In Queensland University colours and racing with his world championship partner Hardy Cubasch, Conrad contested national titles at the Australian Rowing Championships. In 2005 they won the Australian men's pair and men's coxless four national titles. They contested those same national titles in 2006 and in a composite selection trial crew with Drew Ginn and David Crawshay from Mercantile they won the Australian men's coxless four championship and were presented with the Bob Aitken Memorial Trophy in its inaugural for that event. In 2007 and 2008 he contested the men's coxless four again in composite selection crews and in 2007 with Ginn, Duncan Free and James Tomkins he won the title a second time.

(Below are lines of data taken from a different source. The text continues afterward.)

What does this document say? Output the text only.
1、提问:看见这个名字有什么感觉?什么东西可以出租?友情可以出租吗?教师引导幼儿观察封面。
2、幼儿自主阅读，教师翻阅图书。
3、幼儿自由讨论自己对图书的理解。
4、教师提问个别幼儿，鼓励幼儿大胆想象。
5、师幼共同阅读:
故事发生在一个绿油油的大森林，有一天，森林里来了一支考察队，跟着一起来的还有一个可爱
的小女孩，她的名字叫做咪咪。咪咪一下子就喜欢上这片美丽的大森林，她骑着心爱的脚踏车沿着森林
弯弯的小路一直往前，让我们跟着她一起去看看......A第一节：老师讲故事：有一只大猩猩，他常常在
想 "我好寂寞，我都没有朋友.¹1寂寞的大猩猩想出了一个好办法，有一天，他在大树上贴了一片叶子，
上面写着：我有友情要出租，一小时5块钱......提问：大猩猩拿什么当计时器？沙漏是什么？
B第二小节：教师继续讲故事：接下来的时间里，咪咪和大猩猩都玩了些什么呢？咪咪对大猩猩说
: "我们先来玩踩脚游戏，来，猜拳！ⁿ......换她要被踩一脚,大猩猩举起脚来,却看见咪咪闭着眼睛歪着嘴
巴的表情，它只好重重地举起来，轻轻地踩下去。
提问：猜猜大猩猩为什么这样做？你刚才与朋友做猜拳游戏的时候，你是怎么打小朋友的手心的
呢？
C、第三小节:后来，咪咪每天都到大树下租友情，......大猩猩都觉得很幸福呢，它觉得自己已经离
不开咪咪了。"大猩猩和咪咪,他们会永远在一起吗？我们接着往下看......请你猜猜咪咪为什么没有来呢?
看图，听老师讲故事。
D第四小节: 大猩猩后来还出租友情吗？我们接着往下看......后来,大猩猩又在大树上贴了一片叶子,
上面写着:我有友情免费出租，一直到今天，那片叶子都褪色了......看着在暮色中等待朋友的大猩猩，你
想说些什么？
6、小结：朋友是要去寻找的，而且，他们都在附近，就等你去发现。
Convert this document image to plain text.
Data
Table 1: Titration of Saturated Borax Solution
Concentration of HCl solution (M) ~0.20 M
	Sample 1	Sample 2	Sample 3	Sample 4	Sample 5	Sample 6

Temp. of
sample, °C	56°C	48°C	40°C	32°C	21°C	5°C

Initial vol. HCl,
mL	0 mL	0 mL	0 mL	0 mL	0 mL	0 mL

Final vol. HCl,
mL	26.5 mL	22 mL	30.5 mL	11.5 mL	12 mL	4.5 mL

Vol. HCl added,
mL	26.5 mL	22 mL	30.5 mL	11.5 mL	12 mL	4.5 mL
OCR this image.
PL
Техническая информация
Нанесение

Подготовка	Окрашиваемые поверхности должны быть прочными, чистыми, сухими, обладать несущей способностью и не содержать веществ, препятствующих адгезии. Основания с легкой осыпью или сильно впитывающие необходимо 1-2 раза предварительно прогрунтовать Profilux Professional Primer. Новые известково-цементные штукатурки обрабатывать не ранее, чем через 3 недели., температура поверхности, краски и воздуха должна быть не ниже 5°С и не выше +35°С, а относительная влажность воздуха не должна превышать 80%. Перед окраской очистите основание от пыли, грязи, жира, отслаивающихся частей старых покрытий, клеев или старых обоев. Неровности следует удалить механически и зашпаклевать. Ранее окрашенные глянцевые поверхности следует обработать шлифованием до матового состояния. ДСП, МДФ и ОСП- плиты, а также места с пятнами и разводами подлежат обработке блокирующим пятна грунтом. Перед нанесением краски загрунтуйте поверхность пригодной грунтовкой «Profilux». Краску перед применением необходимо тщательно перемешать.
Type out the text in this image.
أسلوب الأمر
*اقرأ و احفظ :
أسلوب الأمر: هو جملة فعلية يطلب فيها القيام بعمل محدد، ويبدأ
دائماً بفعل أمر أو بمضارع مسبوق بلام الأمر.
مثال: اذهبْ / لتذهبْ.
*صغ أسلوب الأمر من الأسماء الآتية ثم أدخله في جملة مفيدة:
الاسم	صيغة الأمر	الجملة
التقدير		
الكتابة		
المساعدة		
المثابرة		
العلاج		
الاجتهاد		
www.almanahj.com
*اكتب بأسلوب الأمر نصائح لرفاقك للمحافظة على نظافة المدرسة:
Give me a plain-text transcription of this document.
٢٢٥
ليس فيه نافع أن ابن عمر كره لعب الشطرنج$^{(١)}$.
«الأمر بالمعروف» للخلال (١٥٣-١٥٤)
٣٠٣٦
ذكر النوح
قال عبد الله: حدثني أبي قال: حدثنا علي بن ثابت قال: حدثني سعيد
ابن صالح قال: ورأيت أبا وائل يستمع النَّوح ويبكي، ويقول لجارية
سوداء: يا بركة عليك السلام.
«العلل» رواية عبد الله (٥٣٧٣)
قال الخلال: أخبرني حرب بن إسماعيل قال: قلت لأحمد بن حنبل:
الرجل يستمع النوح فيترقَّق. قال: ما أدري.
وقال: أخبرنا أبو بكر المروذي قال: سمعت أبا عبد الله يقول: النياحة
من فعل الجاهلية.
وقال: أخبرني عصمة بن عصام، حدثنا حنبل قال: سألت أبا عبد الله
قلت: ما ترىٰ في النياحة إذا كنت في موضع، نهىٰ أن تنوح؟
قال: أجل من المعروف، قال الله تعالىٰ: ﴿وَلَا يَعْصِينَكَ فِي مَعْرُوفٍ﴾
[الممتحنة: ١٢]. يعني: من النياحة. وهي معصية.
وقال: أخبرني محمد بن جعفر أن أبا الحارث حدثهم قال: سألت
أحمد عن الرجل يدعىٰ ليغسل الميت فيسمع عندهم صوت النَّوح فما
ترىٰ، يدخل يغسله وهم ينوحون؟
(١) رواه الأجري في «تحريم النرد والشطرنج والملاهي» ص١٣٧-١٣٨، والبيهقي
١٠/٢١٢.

==International representative rowing==
Conrad was first selected to represent Australia in an all-Queensland men's junior coxed four at the 2001 Junior World Rowing Championships in Duisburg, Germany. That four, coached by his father Tim, placed seventh.

In 2002 he was selected in the Australian men's eight who contested the World Rowing U23 Championships in Genoa and achieved a fourth placing. The following year at the 2003 World Rowing U23 Championships in Belgrade he was in the six seat of the men's eight who won a bronze U23 World Championship medal.

For the 2004 World Rowing Championships Conrad made his first appearance in a senior Australian representative crew when he stroked a coxless four to the A final, but a sixth-place finish. In 2005 he was picked to stroke a coxed pair at the 2005 World Rowing Championships in Gifu, Japan with Hardy Cubasch at bow and Marc Douez up front. The pair led the race from start to finish and claimed Australia's second ever World Championship title in that boat class.

From 2006 to 2008 Conrad held a seat in the Australian men's senior eight. He contested two World Rowing Cups in Europe in 2006 and was seated at four when the eight raced at the 2006 World Rowing Championships at Eton Dorney to a fourth placing. He competed in the eight at World Rowing Cups II and III in 2007 and was in the five seat when they contested the 2007 World Rowing Championships in Munich and placed eighth. His final Australian representative appearances were in the 2008 Olympic year. He competed in the lead-up World Rowing Cups and then was seated at seven in the men's eight who raced to sixth place in the final at the 2008 Summer Olympics.